Namun, kata dia, ada tantangan tersendiri bagi setiap aktivitas marketing karena Aceh memiliki beberapa peraturan khusus yang harus dipenuhi oleh perusahaan.

Perjuangannya mengembangkan market Aceh tidaklah sia-sia karena sales bertumbuh double digit membawa brand Tri menjadi provider nomor 2 di Aceh.

Karenanya Pram mendapat kesempatan untuk meraih posisi yang lebih tinggi lagi.

Setelah hampir 15 tahun berkarir bersama Tri Indonesia, Pramana akhirnya memimpin sebagai Regional Marketing Head hingga puncaknya 2021 menjadi VP – Head of Sales Northern Sumatera saat PT Hutchison Indonesia merger dengan PT Indosat Tbk.

Berkat kerja keras tim di bawah kepemimpinannya, ia berhasil meraih penghargaan Head of Sales Terbaik tahun 2022 tingkat Nasional perwakilan brand Tri pada ajang Kick Off Commercial Indosat Ooredoo Hutchison bulan Januari 2023 di Bali.

Hal ini diperolehnya berdasarkan Revenue dan Subscriber tertinggi dari semua provinsi di Indonesia.

“Penghargaan ini sangat prestige dan membanggakan karena baru pertama kali saya dapatkan,” kata dia.

Dia mengaku menang karena dikelilingi oleh tim yang luar biasa dan kemenangan ini milik mereka.

“Semoga bisa menjadi inspirasi untuk munculnya leader-leader baru di Indosat,” ucapnya bangga.

Pascamerger, Pramana melihat brand Tri kini memiliki komparasi positif dengan brand IM3 yang sudah lebih dahulu di bisnis telekomunikasi.
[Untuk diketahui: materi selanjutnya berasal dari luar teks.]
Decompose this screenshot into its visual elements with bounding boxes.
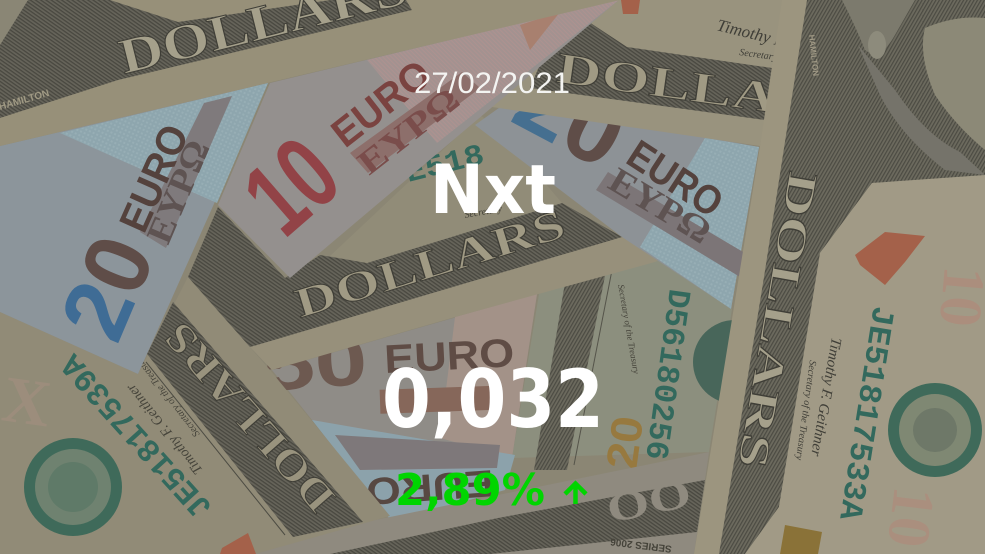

“Secara personal saya dan tim bisa banyak belajar untuk upgrade knowledge and skill. Ketika kita menunjukkan pertumbuhan dan fokus menghasilkan revenue untuk perusahaan, maka challenge dan jabatan akan mengikuti,” ujarnya.

Tidak hanya itu, secara perusahaan, baginya merger ini membuat kesempatan memperluas pasar semakin besar.
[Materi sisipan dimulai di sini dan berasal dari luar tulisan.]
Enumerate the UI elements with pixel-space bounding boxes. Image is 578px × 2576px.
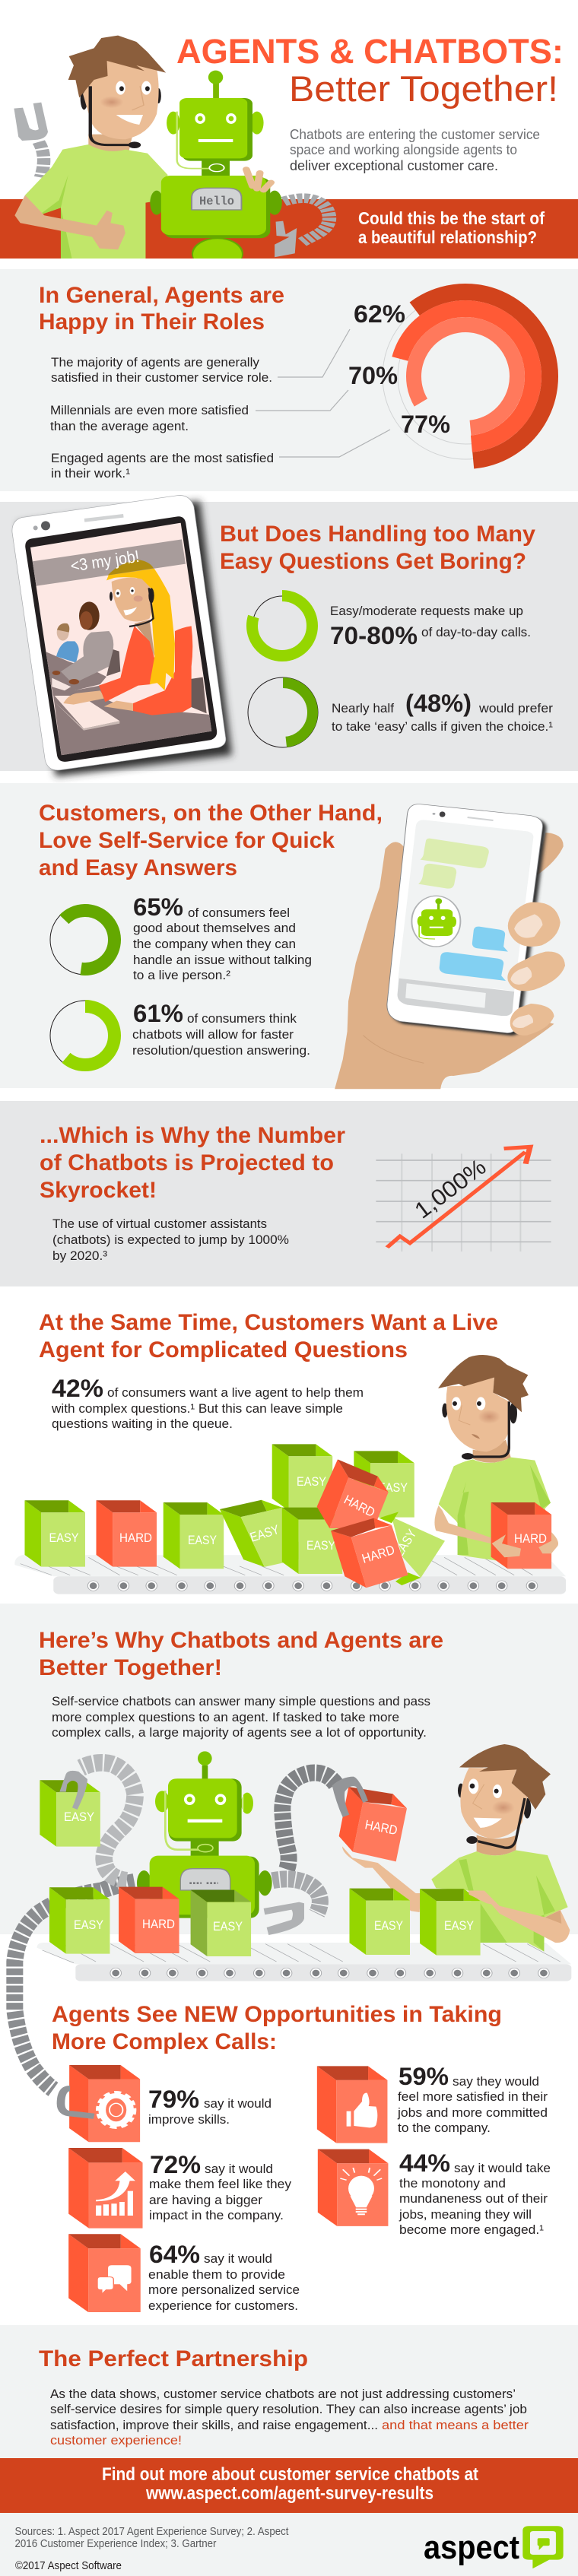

Misalnya sebelumnya Tri kuat di Pantai Timur Aceh sedangkan IM3 di Pantai Barat Aceh. Dengan merger dan teknologi MOCN, kekuatan kedua brand bisa bertambah karena jaringan Indosat semakin meluas.

Lebih Pilih Berkarir di Bidang Sales daripada Engineering

Sejak lulus kuliah di Teknik Mesin, Pramana langsung terjun di dunia Sales & Marketing. Ia menyadari latar belakang akademiknya tidak berhubungan dengan karir yang membawanya ke posisi saat ini.

“Di dunia Sales, saya belajar mindset seorang Engineering yang harus disiplin dalam melakukan pekerjaannya. Bedanya, cara kerja Sales lebih fleksibel, tidaklah berpaku pada waktu, dan tidak kaku,” ucapnya.

Ia juga melihat masa depan di dunia Sales lebih luas dibanding Engineering. Dunia Sales Marketing sifatnya universal bisa membawa ke jaringan yang lebih luas.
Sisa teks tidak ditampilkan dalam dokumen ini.